Five Nights at Freddy's: The Silver Eyes(59)
The whole book was like that, the first memories of a happy family who expected there to be many more. They were not arranged chronologically, so Charlie and Sammy appeared as toddlers, then as newborns, than at various stages in between. Except on formal occasions when Charlie was put into a dress—of which there seemed to be few—it was impossible to tell which baby was which. There were no traces of Fredbear’s Family Diner.
Near the back of the book, Charlie came to a Polaroid of her and Sammy together, infants bright red and squalling on their backs, wearing nothing but diapers and hospital wristbands. On the white space below the picture, someone had written: “Momma’s Boy and Daddy’s Girl.”
The rest of the pages were blank. Charlie went back again, opening at random to find a strip from a photo booth, four shots of her parents alone. They smiled at each other, then made faces at the camera, then laughed, missing the chance to pose and blurring their faces. Last they smiled into the lens. Her mother was beaming happily at the camera, her face alight and flushed, but her father was staring into the distance, his smile fixed on his face as if he had left it there by mistake. His dark eyes were intense, remote, and Charlie resisted a sudden urge to look behind her, as if she might see whatever it was he was looking at. She peeled back the cellophane from the album’s page and took the strip out, then folded it in half, careful to place the crease between pictures, leaving them intact. She slipped the pictures into her pocket, and looked at John, who was watching her again, as if she were some kind of unpredictable creature he needed to be careful around.
“What?” She said.
“Charlie, you know I don’t think he did it, right?”
“You said that.”
“I’m serious, it’s not just what Carlton’s dad said. I knew him, as well as a kid can know some other kid’s dad—he wouldn’t do it. I wouldn’t believe it.” He spoke with calm certainty, like someone who believed that the world was made out of facts and tangible things, and that there was such a thing as truth. Charlie nodded.
“I know,” she said. She took her next breath slowly, gathering the words she would speak with it. “But I might.” His eyes widened, startled, and she looked up at the ceiling for a minute, briefly trying to remember if all the cracks had been there when she was a child.
“I don’t mean I think he did it; I don’t think that,” she said. “I don’t think about it at all, I can’t. I shut the whole thing off in my mind the day I left Hurricane. I don’t think about Freddy’s; I don’t think about what happened; and I don’t think about him.”
John was looking at her like she was monstrous, like what she was saying was the worst thing he had ever heard.
“I don’t understand how you can say things like that,” he said quietly. “You loved him, how can you even consider the possibility that he would do something so terrible?”
“Even the people who do terrible things have people who love them.” Charlie was looking for words. “I don’t think he did it, I’m not saying that,” she said again, and again the words hit the air as flimsy as paper. “But I remember him dressing up for us in the yellow Freddy suit, doing the dances, miming along with the songs, it was so much a part of him. He was the restaurant, there was no one else. And he was always so distant, like in that picture; there was always something else going on beneath the surface. It was like he had a real life, and a secret life, you know?”
John nodded and looked about to speak, and Charlie rushed on before he could.
“We were the secret life.
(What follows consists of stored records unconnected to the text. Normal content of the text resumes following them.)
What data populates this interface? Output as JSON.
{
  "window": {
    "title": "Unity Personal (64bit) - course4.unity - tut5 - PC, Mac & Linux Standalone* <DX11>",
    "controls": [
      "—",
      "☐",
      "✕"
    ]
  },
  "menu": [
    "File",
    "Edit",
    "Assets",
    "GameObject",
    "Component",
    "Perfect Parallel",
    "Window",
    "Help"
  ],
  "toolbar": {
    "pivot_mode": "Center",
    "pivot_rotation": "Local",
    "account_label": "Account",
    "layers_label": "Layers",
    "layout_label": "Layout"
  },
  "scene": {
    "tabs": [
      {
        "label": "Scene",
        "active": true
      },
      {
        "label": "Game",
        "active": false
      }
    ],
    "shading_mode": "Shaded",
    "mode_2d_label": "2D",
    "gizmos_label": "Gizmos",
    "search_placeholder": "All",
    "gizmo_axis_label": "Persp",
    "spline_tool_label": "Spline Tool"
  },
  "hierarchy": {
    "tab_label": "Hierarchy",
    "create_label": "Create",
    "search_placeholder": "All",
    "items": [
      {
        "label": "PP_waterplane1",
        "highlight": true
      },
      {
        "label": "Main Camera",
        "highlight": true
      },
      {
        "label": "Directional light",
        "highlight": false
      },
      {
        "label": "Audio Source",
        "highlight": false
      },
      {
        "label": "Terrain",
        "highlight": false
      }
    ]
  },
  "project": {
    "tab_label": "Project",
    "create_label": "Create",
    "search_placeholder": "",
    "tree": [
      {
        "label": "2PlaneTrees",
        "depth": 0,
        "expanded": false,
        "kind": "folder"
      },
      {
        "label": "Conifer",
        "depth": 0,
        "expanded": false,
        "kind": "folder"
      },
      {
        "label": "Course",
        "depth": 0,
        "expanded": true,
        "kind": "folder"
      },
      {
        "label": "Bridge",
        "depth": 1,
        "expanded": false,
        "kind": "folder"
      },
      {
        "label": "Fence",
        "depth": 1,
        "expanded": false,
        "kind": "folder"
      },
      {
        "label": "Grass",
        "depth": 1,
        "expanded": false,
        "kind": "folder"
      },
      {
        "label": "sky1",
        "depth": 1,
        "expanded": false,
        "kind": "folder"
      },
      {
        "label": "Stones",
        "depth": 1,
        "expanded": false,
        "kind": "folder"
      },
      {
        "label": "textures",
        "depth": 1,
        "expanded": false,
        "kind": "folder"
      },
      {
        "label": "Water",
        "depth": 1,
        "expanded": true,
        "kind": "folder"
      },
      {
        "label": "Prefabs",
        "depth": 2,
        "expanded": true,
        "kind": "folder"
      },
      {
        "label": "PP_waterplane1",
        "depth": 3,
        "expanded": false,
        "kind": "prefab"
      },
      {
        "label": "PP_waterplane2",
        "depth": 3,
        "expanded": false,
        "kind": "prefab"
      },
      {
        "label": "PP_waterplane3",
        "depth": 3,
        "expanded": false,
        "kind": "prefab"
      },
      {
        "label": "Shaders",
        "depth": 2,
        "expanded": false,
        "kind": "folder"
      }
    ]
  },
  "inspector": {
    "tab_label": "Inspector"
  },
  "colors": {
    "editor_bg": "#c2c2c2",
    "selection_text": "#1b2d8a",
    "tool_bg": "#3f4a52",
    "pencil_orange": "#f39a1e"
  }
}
His real life was his work; it was what mattered. We were his guilty pleasure, the thing he got to love and sneak away to have time with, something he kept hidden away from the dangers of what he did, of his ‘real’ world. And when he was with us, there was always a part of him that was back in reality, whatever that was for him.”
Again John opened his mouth, but Charlie snapped the photo album shut, stood up, and left the room. John didn’t follow right away, and as she traversed the short hall to her father’s bedroom she could almost hear him making up his mind. Not waiting for him, she went to the bookshelf, wanting to get the book out of her hands, like maybe if it were closed up and put away, her mind, too, would return to its normal order. It would not fit, and she dropped to her knees to get a better angle, trying to jam the thing back where it belonged, get it out of her hands. The shelf seemed to have shrunk, sunk down while she was gone, so that it could never be returned, never put right.
With a cry of frustration, Charlie shoved the photo album in as hard as she could. The shelf rocked back and then forward, and a sudden mass of papers and file folders tumbled from above her. Charlie began to cry as pages drifted down around her, covering the floor like snow as she wept. Swiftly, John was there.
He knelt down with her in the delicate wreckage, clearing papers away as quickly as he could without tearing them. He put a hand on her shoulder carefully and she did not move away; he pulled her close and held her, and she hugged him back, gripping so tight it she knew she must be hurting him, but she could not let go. She sobbed harder, as if being held, being contained, had made it safe to let go. Long minutes passed; John stroked her hair and Charlie still cried, her body shaking with the force of it, shuddering like she was possessed. She was not thinking of what had happened, not flitting from one memory to the next to mourn for them all—her mind was all but blank. She held nothing, was nothing, but this feeling of wracking sobs. Her face was sore with tension, her chest hurt like all her pain was being forced out through its wall, and still she cried as if she would cry forever.